Повесть о Мурасаки — страница 27 из 85

Явь походила на сон. Лишь ночью, когда я оставалась одна, меня терзали угрызения совести. Я плохая дочь: отец подобрал для меня такую выгодную партию, а я всеми силами стараюсь увильнуть от брака!

Ранее я согласилась начать общение с Нобутакой с переписки, но избегала даже этого, отправив ему послание лишь с целью выполнить условия сделки. Мысль о том, что дочь чиновника с таким положением, как у моего отца, завяжет столь тесные отношения с чужестранцем, поражала: я совершенно уверена, что подобное никому и в голову не приходило. В любом случае я могла лишь отдаться во власть кармической связи, которая соединила меня с Мингвоком, пусть даже на очень короткий срок. Взирая на лепестки сакуры, уже начавшие один за другим опадать на землю, мы остро чувствовали, что недолго пробудем в мире грез.



Дикая красота сельских просторов вдохновила меня достать из сундука альбом для набросков, к которому я почти не прикасалась с тех пор, как приехала в Этидзэн. Больше всего мне нравилось рисовать цветы и растения, хотя пробовала я изображать и те необычные крестьянские жилища, которые мы видели по пути в провинцию. Рисованием я занималась только в одиночестве, поскольку стеснялась своей неумелости.

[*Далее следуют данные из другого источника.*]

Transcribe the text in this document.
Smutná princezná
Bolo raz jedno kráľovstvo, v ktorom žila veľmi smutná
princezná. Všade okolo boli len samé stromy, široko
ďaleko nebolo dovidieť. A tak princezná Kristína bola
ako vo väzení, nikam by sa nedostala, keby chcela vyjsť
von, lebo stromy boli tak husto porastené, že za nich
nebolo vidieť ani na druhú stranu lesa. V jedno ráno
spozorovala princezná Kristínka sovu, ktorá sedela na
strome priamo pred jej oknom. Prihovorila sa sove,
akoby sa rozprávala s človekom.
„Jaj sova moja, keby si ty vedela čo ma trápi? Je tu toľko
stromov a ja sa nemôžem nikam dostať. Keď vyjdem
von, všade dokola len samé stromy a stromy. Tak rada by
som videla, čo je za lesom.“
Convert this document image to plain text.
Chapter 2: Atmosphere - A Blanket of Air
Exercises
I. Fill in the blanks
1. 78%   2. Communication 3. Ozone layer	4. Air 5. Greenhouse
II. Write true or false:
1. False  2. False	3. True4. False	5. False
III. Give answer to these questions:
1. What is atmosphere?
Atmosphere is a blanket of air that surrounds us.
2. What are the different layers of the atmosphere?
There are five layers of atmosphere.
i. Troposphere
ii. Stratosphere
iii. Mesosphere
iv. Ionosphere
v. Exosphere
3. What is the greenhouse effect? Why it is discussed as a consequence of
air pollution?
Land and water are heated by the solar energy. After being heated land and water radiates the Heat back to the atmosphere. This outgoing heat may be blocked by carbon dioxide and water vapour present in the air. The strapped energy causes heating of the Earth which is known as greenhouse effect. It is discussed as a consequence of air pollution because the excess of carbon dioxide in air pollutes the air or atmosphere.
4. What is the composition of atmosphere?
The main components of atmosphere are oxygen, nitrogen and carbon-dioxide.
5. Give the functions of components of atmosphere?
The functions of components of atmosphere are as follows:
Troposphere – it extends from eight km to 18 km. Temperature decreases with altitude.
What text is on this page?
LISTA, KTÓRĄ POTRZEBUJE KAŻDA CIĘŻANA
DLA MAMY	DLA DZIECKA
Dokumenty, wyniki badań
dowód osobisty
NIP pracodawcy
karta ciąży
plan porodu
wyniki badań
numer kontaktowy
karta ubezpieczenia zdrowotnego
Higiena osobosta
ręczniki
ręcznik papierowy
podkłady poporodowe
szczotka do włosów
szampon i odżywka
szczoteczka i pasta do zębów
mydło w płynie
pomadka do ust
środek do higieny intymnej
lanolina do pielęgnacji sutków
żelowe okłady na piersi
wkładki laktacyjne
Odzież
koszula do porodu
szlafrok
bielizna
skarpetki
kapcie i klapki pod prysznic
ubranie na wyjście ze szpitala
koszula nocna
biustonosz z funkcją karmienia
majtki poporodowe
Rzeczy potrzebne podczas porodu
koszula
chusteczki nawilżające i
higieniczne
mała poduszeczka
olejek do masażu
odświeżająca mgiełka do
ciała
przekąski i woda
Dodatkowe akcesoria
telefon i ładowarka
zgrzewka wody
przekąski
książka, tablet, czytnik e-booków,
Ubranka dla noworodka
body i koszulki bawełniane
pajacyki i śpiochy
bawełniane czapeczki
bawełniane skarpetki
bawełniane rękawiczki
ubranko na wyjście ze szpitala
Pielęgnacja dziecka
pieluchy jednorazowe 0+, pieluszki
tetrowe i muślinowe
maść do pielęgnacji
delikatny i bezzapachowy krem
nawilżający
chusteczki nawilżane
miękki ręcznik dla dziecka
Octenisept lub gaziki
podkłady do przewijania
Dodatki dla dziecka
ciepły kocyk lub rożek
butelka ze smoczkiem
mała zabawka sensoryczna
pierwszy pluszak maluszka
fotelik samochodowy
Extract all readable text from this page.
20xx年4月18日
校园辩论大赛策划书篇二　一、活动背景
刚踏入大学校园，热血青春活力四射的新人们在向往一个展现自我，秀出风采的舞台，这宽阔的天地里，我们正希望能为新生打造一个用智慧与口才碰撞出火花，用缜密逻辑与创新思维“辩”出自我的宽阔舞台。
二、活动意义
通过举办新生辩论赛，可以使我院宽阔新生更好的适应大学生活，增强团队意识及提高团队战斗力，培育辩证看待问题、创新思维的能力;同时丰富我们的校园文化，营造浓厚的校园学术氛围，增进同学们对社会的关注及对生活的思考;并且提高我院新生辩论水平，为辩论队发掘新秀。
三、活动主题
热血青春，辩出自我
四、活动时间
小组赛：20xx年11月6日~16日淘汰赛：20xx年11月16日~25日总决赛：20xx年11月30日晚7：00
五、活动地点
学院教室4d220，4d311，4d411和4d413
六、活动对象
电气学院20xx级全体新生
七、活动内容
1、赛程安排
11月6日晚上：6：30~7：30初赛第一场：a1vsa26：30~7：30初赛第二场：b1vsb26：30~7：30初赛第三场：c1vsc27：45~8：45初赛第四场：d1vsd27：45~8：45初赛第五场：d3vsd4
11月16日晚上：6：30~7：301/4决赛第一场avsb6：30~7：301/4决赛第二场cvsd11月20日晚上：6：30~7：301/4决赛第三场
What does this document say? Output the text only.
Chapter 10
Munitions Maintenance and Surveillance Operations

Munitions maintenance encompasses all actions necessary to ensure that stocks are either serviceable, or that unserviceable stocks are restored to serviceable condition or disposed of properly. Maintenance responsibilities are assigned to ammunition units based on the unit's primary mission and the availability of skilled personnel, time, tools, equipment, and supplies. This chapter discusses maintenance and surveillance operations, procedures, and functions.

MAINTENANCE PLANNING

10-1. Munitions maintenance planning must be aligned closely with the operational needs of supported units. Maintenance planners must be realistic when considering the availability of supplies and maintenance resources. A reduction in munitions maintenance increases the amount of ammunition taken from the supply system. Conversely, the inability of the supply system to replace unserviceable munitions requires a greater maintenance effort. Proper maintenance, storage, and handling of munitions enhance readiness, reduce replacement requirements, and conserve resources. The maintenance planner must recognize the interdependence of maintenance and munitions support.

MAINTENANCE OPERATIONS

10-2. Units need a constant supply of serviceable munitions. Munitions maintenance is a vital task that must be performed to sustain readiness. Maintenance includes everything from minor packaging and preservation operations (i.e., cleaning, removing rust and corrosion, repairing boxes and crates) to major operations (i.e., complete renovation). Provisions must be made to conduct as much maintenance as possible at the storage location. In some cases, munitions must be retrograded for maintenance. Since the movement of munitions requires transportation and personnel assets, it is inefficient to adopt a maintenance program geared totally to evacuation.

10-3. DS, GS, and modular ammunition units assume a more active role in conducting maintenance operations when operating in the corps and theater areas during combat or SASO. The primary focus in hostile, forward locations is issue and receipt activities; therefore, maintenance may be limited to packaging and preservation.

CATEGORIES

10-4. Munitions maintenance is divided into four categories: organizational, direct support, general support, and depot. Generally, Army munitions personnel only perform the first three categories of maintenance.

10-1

Однажды Мингвок застал меня врасплох за рабочим столиком. Я углубилась в рисование цветущей сакуры и не услышала прихода китайцев. Долго ли молодой человек наблюдал за мной, я не знала и чуть не сгорела со стыда. Попыталась было спрятать рисунки с глаз долой, но Мингвок сел рядом и тихонько потянул меня за рукав.

– Пожалуйста, позволь мне посмотреть, – попросил он. – Ты не говорила, что занимаешься рисованием.

– Моя мазня едва ли заслуживает подобного названия, – возразила я с наигранной беспечностью, ибо очень уж серьезным выглядел гость. – Я просто рисую, только и всего. Окружающие всегда бранят мои наброски, поэтому я никому их не показываю.

– Но ведь ты так хорошо пишешь! Как же могут быть плохими твои наброски? – настаивал Мингвок. Я уже ознакомила китайского друга со своими рассказами о Гэндзи, и они как будто заинтересовали его. – В Китае, когда я был ребенком, мне давали уроки рисования, – продолжал Мингвок. – А мой отец вообще в некотором роде художник. Как‑нибудь я покажу тебе его произведения. По дороге сюда он вел дневник, чтобы, вернувшись домой, на основе путевых заметок составить отчет для императора.

До сей поры ни один из нас не упоминал об отъезде из Этидзэна: полагаю, ввиду неизбежности этого события обсуждать его не было нужды. И все же меня бросало в дрожь при мысли о том, что, возможно, очень скоро настанет время расставаться и я никогда больше не увижу Мингвока.

– О чем задумалась, Фудзи? Так одолжишь ты мне свою кисть или нет?

Я поняла, что пропустила мимо ушей предложение Мингвока показать мне, как он рисует цветущую сакуру. Справившись с внезапно охватившим меня мрачным ознобом, я протянула молодому человеку кисть и чистый лист бумаги.

Тот осмотрел кисть и заявил:

– Она хороша для письма. А нет ли у тебя более толстой, для рисования?

Я достала коробку и показала ему все свои рисовальные принадлежности. Мингвок выбрал две кисти, сказав, что эти сгодятся, однако в следующий раз он принесет более подходящие, а потом, когда вернется в Китай, пришлет мне по-настоящему хорошие. Затем он внимательно изучил ветку дикой «березовой вишни», которую я принесла в дом и поставила в вазу на письменном столике.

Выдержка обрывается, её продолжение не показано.